Pros and Cons of Using Gabapentin for Alcohol Cravings

• By adhering to these recommended dosages and treatment protocols, patients and healthcare providers can ensure that Gabapentin is used safely and effectively as part of a comprehensive treatment plan for alcohol dependency.
• By rehearsing responses, individuals can feel more prepared and less anxious when confronted with triggers, significantly reducing the risk of relapse.
• The author described all drugs with anticraving benefits for treating AUD patients approved by the Food and Drug Administration of the United States (US FDA) and European Medicines Agency of the European Union.
• The literature search identified a total of 162 records, fromwhich duplicates were removed, leaving 98 records (see Figure 1).
• The precise mechanisms of the therapeutic actions of gabapentin are unknown1, though it appears to inhibitselectively voltage-gated calcium channels containing the alpha-2-delta-1 subunit,enhances voltage-gated potassium channels, and modulates GABA activity 2.

For instance, breathing techniques or grounding exercises can provide immediate relief when cravings hit hard. As therapy progresses, the maintenance and relapse prevention stage becomes critical. Here, clients practice reduce alcohol craving and reinforce their newly acquired skills, ensuring they are adequately prepared to cope with impending triggers.

• These strategies help individuals maintain present-moment awareness, reducing the likelihood of relapse by mitigating cravings.
• Explore rebounding from addiction relapse with purpose, utilizing support and strategies for lasting recovery.
• Gabapentin is an anticonvulsant that helps to control and reduce severe epileptic seizures.
• Skills like problem-solving, emotional regulation, and distress tolerance are taught, empowering clients to handle challenging situations without resorting to substances.
• Gabapentin is an anticonvulsant and pain-relieving medication with several off-label uses, including treating alcohol withdrawal syndrome.
• A comprehensive review was carried out on the available published papers on anticraving drugs for treating AUD patients.

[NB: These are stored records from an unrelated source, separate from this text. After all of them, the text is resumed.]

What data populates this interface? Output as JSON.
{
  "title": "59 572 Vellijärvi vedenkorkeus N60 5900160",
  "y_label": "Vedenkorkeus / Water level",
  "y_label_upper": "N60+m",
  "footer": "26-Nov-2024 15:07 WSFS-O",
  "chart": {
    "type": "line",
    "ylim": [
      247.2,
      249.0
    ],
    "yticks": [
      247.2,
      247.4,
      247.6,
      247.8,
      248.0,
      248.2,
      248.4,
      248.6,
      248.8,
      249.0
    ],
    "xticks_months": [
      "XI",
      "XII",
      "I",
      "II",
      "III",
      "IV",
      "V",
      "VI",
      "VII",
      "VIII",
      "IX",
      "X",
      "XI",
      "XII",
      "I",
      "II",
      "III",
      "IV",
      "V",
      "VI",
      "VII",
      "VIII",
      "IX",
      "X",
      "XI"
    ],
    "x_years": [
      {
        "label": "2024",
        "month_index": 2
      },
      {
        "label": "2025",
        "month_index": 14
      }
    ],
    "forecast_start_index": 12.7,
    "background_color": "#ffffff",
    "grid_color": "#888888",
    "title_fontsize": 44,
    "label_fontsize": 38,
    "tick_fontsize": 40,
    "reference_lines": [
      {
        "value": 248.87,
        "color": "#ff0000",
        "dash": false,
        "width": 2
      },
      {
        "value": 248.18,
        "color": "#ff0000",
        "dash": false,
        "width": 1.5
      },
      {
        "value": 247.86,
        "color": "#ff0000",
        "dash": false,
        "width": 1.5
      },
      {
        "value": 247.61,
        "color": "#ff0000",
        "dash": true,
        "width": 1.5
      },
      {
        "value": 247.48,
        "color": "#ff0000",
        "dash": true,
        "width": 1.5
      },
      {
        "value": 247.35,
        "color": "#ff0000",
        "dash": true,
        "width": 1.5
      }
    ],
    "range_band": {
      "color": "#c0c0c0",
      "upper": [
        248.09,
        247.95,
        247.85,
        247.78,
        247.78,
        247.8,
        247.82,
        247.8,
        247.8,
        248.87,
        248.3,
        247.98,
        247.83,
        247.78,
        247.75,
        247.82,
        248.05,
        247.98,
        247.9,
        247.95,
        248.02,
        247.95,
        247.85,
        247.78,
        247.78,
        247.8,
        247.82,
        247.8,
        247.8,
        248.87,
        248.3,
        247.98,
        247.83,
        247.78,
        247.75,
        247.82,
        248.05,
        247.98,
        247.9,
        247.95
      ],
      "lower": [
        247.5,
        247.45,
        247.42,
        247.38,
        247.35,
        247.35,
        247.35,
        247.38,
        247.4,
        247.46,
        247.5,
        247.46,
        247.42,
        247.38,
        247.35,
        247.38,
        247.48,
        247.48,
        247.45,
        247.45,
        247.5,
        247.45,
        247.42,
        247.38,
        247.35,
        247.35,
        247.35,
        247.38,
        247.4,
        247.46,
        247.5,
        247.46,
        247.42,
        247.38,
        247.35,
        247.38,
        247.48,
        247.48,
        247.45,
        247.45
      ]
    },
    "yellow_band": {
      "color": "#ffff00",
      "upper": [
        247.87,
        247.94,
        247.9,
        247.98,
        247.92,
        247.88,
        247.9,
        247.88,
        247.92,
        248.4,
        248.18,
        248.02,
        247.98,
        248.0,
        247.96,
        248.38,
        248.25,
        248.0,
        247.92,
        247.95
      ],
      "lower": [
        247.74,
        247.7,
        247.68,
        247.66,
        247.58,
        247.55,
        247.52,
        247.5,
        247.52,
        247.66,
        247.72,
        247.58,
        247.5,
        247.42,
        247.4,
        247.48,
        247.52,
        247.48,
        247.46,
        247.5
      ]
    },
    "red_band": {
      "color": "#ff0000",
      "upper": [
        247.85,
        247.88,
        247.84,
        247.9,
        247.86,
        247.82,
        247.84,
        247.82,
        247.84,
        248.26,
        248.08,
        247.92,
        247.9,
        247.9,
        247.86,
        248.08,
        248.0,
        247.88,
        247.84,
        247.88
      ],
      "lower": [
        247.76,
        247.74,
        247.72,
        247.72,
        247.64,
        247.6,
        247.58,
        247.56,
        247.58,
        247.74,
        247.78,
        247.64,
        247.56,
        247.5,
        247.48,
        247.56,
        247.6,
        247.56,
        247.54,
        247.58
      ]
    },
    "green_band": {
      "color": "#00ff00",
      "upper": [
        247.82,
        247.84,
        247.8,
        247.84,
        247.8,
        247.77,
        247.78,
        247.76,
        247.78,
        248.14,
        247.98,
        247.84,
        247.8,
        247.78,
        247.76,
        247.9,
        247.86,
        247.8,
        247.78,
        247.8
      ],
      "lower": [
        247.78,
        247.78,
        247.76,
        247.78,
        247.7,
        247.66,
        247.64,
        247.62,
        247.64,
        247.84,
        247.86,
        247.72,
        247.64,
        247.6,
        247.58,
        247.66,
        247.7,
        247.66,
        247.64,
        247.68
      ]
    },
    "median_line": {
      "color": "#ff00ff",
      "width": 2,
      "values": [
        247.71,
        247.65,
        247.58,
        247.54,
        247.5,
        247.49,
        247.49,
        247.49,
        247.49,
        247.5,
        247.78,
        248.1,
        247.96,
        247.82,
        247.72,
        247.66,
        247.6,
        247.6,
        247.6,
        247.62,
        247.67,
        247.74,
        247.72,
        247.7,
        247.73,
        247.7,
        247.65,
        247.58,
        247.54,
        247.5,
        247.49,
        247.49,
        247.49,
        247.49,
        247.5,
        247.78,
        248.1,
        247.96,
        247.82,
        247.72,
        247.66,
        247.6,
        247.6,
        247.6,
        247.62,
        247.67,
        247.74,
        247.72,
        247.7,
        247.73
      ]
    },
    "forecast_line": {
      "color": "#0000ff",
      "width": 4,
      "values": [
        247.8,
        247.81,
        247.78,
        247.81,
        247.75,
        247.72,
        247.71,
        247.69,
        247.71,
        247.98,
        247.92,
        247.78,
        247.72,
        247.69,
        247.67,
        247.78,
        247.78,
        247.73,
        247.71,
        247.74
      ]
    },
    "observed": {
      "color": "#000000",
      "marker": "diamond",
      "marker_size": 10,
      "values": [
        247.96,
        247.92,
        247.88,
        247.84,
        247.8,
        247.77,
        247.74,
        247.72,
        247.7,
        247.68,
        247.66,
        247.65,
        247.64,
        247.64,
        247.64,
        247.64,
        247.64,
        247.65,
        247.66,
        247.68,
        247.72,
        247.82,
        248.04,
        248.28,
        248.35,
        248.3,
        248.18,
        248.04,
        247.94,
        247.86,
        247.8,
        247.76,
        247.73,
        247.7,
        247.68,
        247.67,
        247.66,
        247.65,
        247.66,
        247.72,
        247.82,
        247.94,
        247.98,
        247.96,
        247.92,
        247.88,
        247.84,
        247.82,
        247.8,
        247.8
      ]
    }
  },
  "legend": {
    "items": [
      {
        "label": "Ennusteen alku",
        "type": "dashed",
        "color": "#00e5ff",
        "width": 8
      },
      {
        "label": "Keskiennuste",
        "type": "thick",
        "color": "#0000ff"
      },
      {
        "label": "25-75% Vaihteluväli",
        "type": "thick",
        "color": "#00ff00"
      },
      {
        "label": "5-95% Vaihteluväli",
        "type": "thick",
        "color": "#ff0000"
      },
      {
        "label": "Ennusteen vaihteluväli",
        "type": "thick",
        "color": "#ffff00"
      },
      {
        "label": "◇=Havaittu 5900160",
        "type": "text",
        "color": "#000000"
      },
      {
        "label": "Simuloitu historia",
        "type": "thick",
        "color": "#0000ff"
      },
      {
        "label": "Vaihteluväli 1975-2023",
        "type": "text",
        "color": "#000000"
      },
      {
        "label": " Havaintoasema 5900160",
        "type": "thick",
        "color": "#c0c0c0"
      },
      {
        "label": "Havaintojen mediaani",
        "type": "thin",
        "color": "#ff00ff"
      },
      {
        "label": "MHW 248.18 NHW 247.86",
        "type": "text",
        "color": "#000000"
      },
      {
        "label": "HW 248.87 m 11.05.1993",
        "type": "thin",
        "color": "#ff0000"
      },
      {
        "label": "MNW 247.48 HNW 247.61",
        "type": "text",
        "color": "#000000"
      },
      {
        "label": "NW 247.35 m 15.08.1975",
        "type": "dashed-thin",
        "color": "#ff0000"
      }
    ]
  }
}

In Taiwan, naltrexone had been once unavailable till 2 years ago because only limited prescriptions made the pharmaceutical company to decide not to supply the drug for about 5 years. But naltrexone is currently available (M. C. Huang, personal communication, 2018). Gabapentin was originally developed as an analog of GABA, which is the major inhibitory neurotransmitter in the brain.26 Not acting on GABA precursor, agonist or antagonist, gabapentin increases brain and intracellular GABA by an amino acid active transporter at both the blood‐brain barrier and many enzymatic regulation mechanisms. Further glutamate metabolism is also modulated by gabapentin.26 Gabapentin has been approved by the US FDA for the adjunctive treatment of complex partial epilepsy with and without generalized seizures and for treating neuralgia after infection of herpes zoster, diabetic neuropathy, and restless leg syndrome (). The author described all drugs with anticraving benefits for treating AUD patients approved by the Food and Drug Administration of the United States (US FDA) and European Medicines Agency of the European Union.